We use our own spidering software to automatically crawl each website on the platform once a week (although customers can request manual re-crawls at any time).
If you're seeing the above message and not seeing any crawl-related data in modules like the Meta Data modules, then there could be a number of causes for this:
- Off domain re-directs. Our spider naturally includes to check if a link is taking it "off domain"; if we didn't have this in place, it would follow every link (including outbound ones) and crawl the web indefinitely. Obviously, this would be a poor use of our resources and make a mess of your reports. So, if you added a site as www.example.com and it re-directs to www.example.co.uk, it will consider that as an "off domain re-direct" and immediately stop crawling once it's followed the 301 or 302.** If you want to check this quickly, check the Outbound Links module (Pages/Outbound Links) and take a look at the Target page column.**
- IP blocking - your server could simply be blocking our crawler server. If this is the case, there is no way around this unless you remove this block (our crawler servers have IPs of 188.8.131.52 and 184.108.40.206).

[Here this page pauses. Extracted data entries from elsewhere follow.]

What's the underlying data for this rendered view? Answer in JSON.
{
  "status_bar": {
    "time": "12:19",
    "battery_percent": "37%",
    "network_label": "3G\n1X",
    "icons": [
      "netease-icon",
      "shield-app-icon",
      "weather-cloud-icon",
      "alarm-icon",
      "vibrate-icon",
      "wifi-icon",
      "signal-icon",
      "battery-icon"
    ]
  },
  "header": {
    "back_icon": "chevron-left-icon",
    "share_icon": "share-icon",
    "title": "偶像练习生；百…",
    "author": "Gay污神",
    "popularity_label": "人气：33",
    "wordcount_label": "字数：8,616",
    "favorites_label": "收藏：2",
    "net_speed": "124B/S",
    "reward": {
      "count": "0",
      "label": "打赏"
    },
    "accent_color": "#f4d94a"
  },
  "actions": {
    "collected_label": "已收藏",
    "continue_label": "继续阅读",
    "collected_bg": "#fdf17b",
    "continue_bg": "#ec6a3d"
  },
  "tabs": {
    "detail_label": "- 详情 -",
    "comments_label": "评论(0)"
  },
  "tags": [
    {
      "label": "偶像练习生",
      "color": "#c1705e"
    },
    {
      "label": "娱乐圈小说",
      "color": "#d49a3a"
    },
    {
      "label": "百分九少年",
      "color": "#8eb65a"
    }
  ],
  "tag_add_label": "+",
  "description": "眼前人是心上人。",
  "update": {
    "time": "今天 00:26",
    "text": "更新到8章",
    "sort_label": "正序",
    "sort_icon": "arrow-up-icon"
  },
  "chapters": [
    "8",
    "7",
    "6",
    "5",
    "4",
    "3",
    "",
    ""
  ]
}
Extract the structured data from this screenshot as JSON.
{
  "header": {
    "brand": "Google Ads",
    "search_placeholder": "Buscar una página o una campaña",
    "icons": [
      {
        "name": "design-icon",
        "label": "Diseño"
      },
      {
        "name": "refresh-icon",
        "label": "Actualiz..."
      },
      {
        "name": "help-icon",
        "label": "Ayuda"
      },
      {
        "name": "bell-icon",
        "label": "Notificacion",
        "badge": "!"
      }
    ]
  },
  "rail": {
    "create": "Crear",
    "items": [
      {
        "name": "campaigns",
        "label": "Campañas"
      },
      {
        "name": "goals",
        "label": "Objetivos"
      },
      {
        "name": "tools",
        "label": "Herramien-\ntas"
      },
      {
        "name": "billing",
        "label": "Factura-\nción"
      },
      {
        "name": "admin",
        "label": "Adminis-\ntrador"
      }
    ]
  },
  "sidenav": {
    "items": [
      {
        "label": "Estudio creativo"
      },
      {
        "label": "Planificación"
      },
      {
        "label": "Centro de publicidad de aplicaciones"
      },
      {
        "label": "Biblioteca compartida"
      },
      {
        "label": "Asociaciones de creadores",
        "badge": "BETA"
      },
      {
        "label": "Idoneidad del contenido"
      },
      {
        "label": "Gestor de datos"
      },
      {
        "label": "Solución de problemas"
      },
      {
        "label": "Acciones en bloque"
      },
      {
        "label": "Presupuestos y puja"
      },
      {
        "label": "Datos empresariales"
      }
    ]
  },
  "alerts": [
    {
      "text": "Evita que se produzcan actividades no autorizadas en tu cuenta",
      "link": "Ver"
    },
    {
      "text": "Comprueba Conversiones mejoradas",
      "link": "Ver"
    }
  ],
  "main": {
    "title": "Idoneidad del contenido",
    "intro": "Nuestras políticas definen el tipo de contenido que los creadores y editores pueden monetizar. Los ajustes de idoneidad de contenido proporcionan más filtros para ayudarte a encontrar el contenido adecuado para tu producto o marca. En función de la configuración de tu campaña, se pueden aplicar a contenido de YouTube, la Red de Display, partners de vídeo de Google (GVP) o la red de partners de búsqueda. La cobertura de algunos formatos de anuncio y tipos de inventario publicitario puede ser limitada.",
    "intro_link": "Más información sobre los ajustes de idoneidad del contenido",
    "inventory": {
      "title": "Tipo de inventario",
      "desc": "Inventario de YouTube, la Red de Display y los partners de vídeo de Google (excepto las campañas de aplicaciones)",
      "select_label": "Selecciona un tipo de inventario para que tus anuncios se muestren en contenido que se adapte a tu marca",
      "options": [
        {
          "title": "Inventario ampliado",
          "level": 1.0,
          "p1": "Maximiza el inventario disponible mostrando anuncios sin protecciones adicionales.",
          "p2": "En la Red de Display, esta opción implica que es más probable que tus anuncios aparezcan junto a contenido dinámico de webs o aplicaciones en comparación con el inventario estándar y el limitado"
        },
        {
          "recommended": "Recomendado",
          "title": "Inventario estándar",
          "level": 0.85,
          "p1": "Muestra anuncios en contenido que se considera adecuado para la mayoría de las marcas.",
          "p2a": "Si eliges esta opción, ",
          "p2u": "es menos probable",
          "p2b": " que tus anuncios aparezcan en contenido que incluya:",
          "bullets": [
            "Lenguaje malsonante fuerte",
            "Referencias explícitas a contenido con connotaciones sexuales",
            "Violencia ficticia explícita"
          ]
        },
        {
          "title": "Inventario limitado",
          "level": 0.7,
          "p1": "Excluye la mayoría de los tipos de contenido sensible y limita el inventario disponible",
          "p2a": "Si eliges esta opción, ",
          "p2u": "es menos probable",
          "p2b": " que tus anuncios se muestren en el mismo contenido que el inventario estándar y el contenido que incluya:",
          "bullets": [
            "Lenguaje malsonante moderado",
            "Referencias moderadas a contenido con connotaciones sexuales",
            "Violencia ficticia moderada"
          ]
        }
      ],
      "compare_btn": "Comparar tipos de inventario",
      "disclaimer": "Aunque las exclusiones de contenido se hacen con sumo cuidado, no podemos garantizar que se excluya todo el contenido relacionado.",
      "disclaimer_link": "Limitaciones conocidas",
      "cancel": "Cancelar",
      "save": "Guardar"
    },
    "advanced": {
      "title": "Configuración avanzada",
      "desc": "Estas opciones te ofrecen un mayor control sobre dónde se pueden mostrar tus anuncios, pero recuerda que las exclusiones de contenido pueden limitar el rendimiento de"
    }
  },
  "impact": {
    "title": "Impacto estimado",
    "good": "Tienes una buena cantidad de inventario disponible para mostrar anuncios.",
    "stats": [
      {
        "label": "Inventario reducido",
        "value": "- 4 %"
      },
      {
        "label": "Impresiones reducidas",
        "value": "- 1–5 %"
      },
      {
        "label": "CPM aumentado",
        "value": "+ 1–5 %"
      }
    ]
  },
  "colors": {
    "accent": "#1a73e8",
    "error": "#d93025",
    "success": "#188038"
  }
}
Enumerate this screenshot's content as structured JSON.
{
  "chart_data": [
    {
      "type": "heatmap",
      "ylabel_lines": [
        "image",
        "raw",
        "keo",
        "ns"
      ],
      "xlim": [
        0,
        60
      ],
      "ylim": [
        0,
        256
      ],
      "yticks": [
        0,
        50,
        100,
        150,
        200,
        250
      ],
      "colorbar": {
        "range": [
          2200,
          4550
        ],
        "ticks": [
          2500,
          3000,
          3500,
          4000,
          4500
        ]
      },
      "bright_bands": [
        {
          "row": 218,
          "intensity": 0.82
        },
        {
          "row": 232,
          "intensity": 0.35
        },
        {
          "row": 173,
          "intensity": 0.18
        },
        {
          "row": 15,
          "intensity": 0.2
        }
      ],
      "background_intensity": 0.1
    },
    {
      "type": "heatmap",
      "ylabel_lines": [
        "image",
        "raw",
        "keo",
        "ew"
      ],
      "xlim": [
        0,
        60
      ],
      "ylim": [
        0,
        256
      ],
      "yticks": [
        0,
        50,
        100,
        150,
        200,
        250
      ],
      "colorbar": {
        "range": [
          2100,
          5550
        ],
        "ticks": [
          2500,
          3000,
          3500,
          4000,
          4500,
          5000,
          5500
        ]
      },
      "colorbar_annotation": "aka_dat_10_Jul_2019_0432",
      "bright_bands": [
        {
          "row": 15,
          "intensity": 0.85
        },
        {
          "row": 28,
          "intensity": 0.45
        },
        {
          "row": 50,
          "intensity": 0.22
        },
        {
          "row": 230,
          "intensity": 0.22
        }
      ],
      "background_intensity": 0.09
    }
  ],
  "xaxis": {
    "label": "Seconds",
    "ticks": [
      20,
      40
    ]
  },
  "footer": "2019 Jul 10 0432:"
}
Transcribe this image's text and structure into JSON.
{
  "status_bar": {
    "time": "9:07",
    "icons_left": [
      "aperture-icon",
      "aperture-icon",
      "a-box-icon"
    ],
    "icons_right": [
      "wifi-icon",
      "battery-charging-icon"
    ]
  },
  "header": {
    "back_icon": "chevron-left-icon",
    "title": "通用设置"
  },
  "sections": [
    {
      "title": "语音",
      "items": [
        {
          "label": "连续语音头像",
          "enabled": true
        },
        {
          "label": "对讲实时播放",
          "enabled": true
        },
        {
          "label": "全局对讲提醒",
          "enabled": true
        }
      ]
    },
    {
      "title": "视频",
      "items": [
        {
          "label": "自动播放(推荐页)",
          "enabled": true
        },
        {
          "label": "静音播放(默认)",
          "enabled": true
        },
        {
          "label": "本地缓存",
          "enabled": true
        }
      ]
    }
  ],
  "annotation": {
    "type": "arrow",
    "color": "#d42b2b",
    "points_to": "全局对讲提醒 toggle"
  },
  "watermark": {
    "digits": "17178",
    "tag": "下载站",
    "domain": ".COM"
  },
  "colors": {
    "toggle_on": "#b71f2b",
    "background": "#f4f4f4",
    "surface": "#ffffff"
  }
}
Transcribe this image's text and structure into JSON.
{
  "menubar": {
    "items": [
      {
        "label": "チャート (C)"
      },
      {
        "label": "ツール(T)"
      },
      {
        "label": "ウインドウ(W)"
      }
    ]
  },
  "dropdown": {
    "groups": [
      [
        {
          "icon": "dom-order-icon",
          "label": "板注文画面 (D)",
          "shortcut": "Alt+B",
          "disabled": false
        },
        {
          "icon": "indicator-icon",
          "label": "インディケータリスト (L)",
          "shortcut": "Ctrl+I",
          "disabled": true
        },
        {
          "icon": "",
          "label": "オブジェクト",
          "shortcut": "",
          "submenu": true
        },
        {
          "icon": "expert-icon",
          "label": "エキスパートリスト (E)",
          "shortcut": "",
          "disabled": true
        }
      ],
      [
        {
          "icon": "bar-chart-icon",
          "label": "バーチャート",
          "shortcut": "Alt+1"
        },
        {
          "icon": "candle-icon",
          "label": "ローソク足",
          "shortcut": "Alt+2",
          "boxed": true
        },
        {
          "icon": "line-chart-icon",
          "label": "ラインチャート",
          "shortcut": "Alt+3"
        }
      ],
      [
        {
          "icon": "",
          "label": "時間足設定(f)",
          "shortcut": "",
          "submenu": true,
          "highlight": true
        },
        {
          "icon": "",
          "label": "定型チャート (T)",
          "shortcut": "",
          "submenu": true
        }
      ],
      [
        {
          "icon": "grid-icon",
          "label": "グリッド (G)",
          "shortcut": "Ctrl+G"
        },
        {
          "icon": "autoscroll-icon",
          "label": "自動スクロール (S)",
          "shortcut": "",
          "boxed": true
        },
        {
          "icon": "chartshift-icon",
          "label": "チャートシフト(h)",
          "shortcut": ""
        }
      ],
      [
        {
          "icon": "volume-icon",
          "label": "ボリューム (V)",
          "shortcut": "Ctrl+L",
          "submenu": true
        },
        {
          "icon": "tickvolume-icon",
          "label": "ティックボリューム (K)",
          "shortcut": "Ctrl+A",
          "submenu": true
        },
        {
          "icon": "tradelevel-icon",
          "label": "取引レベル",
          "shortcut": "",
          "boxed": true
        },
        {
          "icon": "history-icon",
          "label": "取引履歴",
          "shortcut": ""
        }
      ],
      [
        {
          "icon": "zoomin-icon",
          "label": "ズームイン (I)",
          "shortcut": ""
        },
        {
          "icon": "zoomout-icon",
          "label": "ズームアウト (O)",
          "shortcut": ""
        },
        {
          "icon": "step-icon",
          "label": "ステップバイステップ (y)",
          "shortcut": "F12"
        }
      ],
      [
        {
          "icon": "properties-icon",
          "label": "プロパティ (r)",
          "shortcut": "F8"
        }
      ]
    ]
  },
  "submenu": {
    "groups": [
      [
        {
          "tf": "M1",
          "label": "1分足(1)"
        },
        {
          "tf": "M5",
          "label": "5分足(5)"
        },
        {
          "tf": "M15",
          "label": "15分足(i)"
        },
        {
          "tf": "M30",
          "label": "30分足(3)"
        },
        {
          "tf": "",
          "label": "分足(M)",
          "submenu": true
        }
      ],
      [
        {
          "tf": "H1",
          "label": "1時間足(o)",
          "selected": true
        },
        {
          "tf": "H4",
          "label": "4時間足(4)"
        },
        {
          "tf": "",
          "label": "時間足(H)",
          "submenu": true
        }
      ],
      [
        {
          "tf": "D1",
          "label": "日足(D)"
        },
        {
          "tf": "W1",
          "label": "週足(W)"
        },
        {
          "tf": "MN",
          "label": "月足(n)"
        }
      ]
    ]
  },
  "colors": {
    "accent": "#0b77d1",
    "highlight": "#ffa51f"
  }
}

- Robots.txt blocking - our crawler is called Curious** George** (hence the picture). If your robots.txt includes a link blocking this user agent, then we will follow good practice, obey that instruction and not crawl your site. You would need to get this restriction removed if you want us to be able to crawl the site. The Pages Crawled will display a message, explaining that this is the case. Please bear in mind, that our spider runs every week, whereas the robots.txt analysis is done every day, so if you fix the issue with robots.txt, please let us know and we will restart both jobs.
- You've entered a page instead of a domain! - if your homepage re-directs to a specific URL, we will now notify you of this when you try to add a site(using the Add Site button); if you've accepted this change, it will mean that we will ignore the .html part of the URL in order to determine what to crawl; so you may have entered the site as www.example.com/home.html and it may show on the platform as such, but we will look to crawl links from www.example.com.
- You've got a Meta No Index tag on your homepage: <META NAME="ROBOTS" CONTENT="NOINDEX, NOFOLLOW"> This tells robots not to index the content of a page, and/or not scan it for links to follow. We'll obey this as we follow 'white hat' principles, so you would need to remove this (or comment it out) in order to allow us to crawl the site.
- You're hosting multiple sites on your account on the same server. Our spider will deliberately postpone a spidering job if it notices another one also going through a site on the same IP. This is obviously to prevent us from hammering a server where multiple sites are hosted. It automatically suspends the job and then retries an hour later. If the other job is still ongoing, it will postpone again.
- Time Constraints: we will only crawl one site for a maximum of 24 hours before automatically stopping. If we've not covered all of the site which you wanted crawling in this time, please get in touch and ask us to recrawl the site with more spidering threads. Please bear in mind that this will mean a slighter higher demand on your web servers, though, whilst we have multiple threads requesting pages.
- Odd Site Structure: we do see instances of sites being entered as www.example.com/GB/store/ but the links from that page actually point to other pages with a URL structure of www.example.com/store/GB/shirts/, so the spider doesn't follow these links. We can resolve such issues manually - just raise a ticket and we'll fix it manually so it will crawl such sites.
NB: if you're comparing our Pages Crawled number with Google's number of pages indexed (use the site: Google 'hack'), then there will be a number of reason why these numbers can vary considerably. Apart from the points already outlined above, you also need to consider the following:
- 404s - we won't count 404s as pages crawled, but will report those in the Deadlinks module. However, Google may include these in its total number of indexed pages.
- Orphaned pages - Google may index these if it has another way of finding them (from external backlinks from other unique domains). Remember, we won't see these as we're spidering internal links only.
- The site: hack may include sub domains which we will ignore as our spidering software will consider all sub domains as off domain links and will not follow them; Google, however, may be giving you an number of pages indexed for the whole domain. You can easily verify this by running a site: hack and flicking the sample results Google returns.